Bern – Michael Flügger, seit knapp zwei Monaten deutscher Botschafter in der Schweiz, hält Neuverhandlungen über die Kernpunkte des Rahmenabkommens mit der EU für unrealistisch. Nachverhandlungen seien dagegen in Brüssel gang und gäbe.
Deutschland werde sich dafür einsetzen, dass die Schweiz mit der EU über alle Themen ausserhalb der Kernpunkte verhandeln könne, sagte Flügger in einem Interview mit dem «Blick». Er gehe davon aus, dass die EU-Kommission auch die direkten Nachbarn der Schweiz anhören werde.
In Brüssel seien Nachverhandlungen an der Tagesordnung. Zu vielen Verträgen würden Erklärungen, Anhänge oder Vereinbarungen zu einem Hauptvertrag (Side Letters) verabschiedet. Es gebe eine Menge Möglichkeiten, rechtliche Absicherungen zu treffen.
Keine Einwanderung in die Sozialhilfe
Als konkretes Beispiel erwähnte Flügger die Unionsbürgerrichtlinie, die neben dem Lohnschutz und den staatlichen Beihilfen zwischen der EU und der Schweiz umstritten ist. Es gehe dabei sicherlich nicht darum, dass jeder in die Sozialhilfe einwandern könne. Wenn das die Sorge sei, darüber könne man sicher nochmals reden.
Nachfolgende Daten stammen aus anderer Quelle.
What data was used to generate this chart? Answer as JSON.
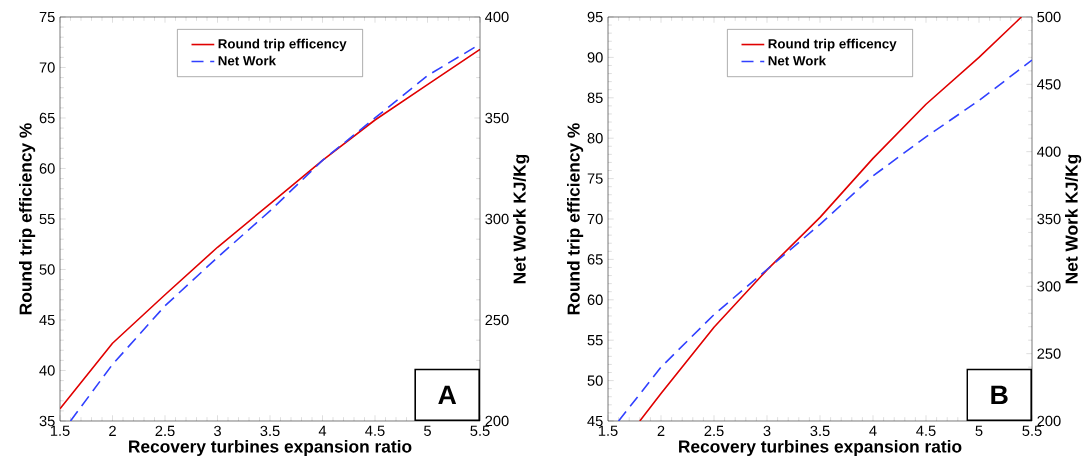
{
  "chart_data": [
    {
      "type": "line",
      "xlabel": "Recovery turbines expansion ratio",
      "ylabel": "Round trip efficiency %",
      "y2label": "Net Work  KJ/Kg",
      "xlim": [
        1.5,
        5.5
      ],
      "xticks": [
        1.5,
        2,
        2.5,
        3,
        3.5,
        4,
        4.5,
        5,
        5.5
      ],
      "ylim": [
        35,
        75
      ],
      "yticks": [
        35,
        40,
        45,
        50,
        55,
        60,
        65,
        70,
        75
      ],
      "y2lim": [
        200,
        400
      ],
      "y2ticks": [
        200,
        250,
        300,
        350,
        400
      ],
      "grid": false,
      "legend": "top",
      "marker": "none",
      "annotations": [
        "A"
      ],
      "series": [
        {
          "name": "Round trip efficency",
          "color": "#e00000",
          "line_style": "solid",
          "x": [
            1.5,
            2,
            2.5,
            3,
            3.5,
            4,
            4.5,
            5,
            5.5
          ],
          "values": [
            36.2,
            42.7,
            47.5,
            52.2,
            56.5,
            60.8,
            64.8,
            68.3,
            71.8
          ]
        },
        {
          "name": "Net Work",
          "color": "#3040ff",
          "line_style": "dashed",
          "axis": "y2",
          "x": [
            1.6,
            2,
            2.5,
            3,
            3.5,
            4,
            4.5,
            5,
            5.45
          ],
          "values": [
            200,
            228,
            257,
            281,
            304,
            329,
            350,
            371,
            385
          ]
        }
      ]
    },
    {
      "type": "line",
      "xlabel": "Recovery turbines expansion ratio",
      "ylabel": "Round trip efficiency %",
      "y2label": "Net Work  KJ/Kg",
      "xlim": [
        1.5,
        5.5
      ],
      "xticks": [
        1.5,
        2,
        2.5,
        3,
        3.5,
        4,
        4.5,
        5,
        5.5
      ],
      "ylim": [
        45,
        95
      ],
      "yticks": [
        45,
        50,
        55,
        60,
        65,
        70,
        75,
        80,
        85,
        90,
        95
      ],
      "y2lim": [
        200,
        500
      ],
      "y2ticks": [
        200,
        250,
        300,
        350,
        400,
        450,
        500
      ],
      "grid": false,
      "legend": "top",
      "marker": "none",
      "annotations": [
        "B"
      ],
      "series": [
        {
          "name": "Round trip efficency",
          "color": "#e00000",
          "line_style": "solid",
          "x": [
            1.8,
            2,
            2.5,
            3,
            3.5,
            4,
            4.5,
            5,
            5.4
          ],
          "values": [
            45,
            48.4,
            56.6,
            63.7,
            70.2,
            77.5,
            84.2,
            90.0,
            95
          ]
        },
        {
          "name": "Net Work",
          "color": "#3040ff",
          "line_style": "dashed",
          "axis": "y2",
          "x": [
            1.6,
            2,
            2.5,
            3,
            3.5,
            4,
            4.5,
            5,
            5.5
          ],
          "values": [
            200,
            240,
            279,
            312.5,
            346,
            382,
            411,
            438,
            468
          ]
        }
      ]
    }
  ]
}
Flügger nahm auch zu den unterschiedlichen Ansichten über den Europäischen Gerichtshof (EuGH) Stellung. Die Rolle des EuGH sei sehr beschränkt. Er solle nur beigezogen werden, wenn eine Streitfrage EU-Recht betreffe.
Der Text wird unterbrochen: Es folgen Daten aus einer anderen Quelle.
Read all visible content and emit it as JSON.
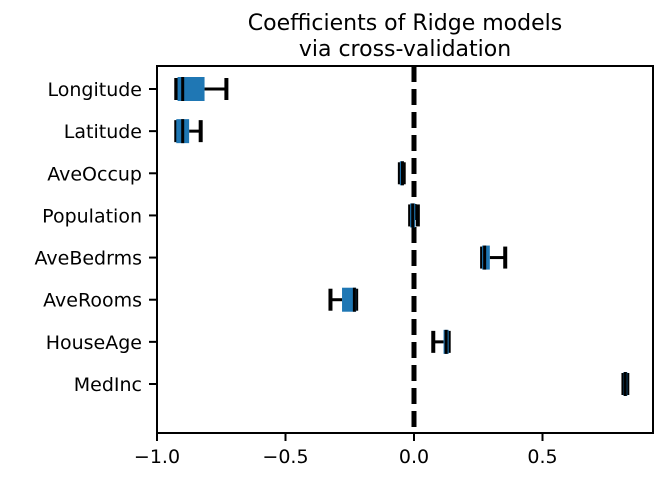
{
  "chart_data": {
    "type": "boxplot",
    "orientation": "horizontal",
    "title_lines": [
      "Coefficients of Ridge models",
      "via cross-validation"
    ],
    "xlabel": "",
    "ylabel": "",
    "xlim": [
      -1.0,
      0.93
    ],
    "xticks": [
      -1.0,
      -0.5,
      0.0,
      0.5
    ],
    "xtick_labels": [
      "−1.0",
      "−0.5",
      "0.0",
      "0.5"
    ],
    "reference_line": {
      "x": 0.0,
      "style": "dashed",
      "color": "#000000"
    },
    "box_color": "#1f77b4",
    "whisker_color": "#000000",
    "grid": false,
    "categories": [
      {
        "name": "MedInc",
        "whislo": 0.815,
        "q1": 0.815,
        "med": 0.822,
        "q3": 0.83,
        "whishi": 0.83
      },
      {
        "name": "HouseAge",
        "whislo": 0.075,
        "q1": 0.115,
        "med": 0.125,
        "q3": 0.135,
        "whishi": 0.135
      },
      {
        "name": "AveRooms",
        "whislo": -0.325,
        "q1": -0.28,
        "med": -0.232,
        "q3": -0.225,
        "whishi": -0.225
      },
      {
        "name": "AveBedrms",
        "whislo": 0.265,
        "q1": 0.265,
        "med": 0.275,
        "q3": 0.295,
        "whishi": 0.355
      },
      {
        "name": "Population",
        "whislo": -0.015,
        "q1": -0.015,
        "med": -0.005,
        "q3": 0.005,
        "whishi": 0.015
      },
      {
        "name": "AveOccup",
        "whislo": -0.055,
        "q1": -0.055,
        "med": -0.045,
        "q3": -0.04,
        "whishi": -0.04
      },
      {
        "name": "Latitude",
        "whislo": -0.925,
        "q1": -0.925,
        "med": -0.9,
        "q3": -0.875,
        "whishi": -0.83
      },
      {
        "name": "Longitude",
        "whislo": -0.925,
        "q1": -0.92,
        "med": -0.9,
        "q3": -0.815,
        "whishi": -0.73
      }
    ]
  }
}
«Jetzt zu behaupten, der EuGH werde der Schweiz alles befehlen, ist einfach Unsinn. In dieser Abwehrhaltung geht vergessen, wozu das Abkommen dient», sagte Flügger weiter. Die bilateralen Verträge seien jetzt 21 Jahre alt. Seither habe sich die Welt verändert.
Brüssel wartet auf Antwort aus Bern
Dass die bilateralen Beziehungen auf dem Stand von 1999 seien, könne nicht im Interesse der Schweiz sein. Bleibe die Frage, ob neue Verhandlungen eine bessere Lösung brächten. Die EU-Kommission warte auf eine Antwort des Bundesrates, der klar sagen müsse, was er wolle. (awp/mc/pg)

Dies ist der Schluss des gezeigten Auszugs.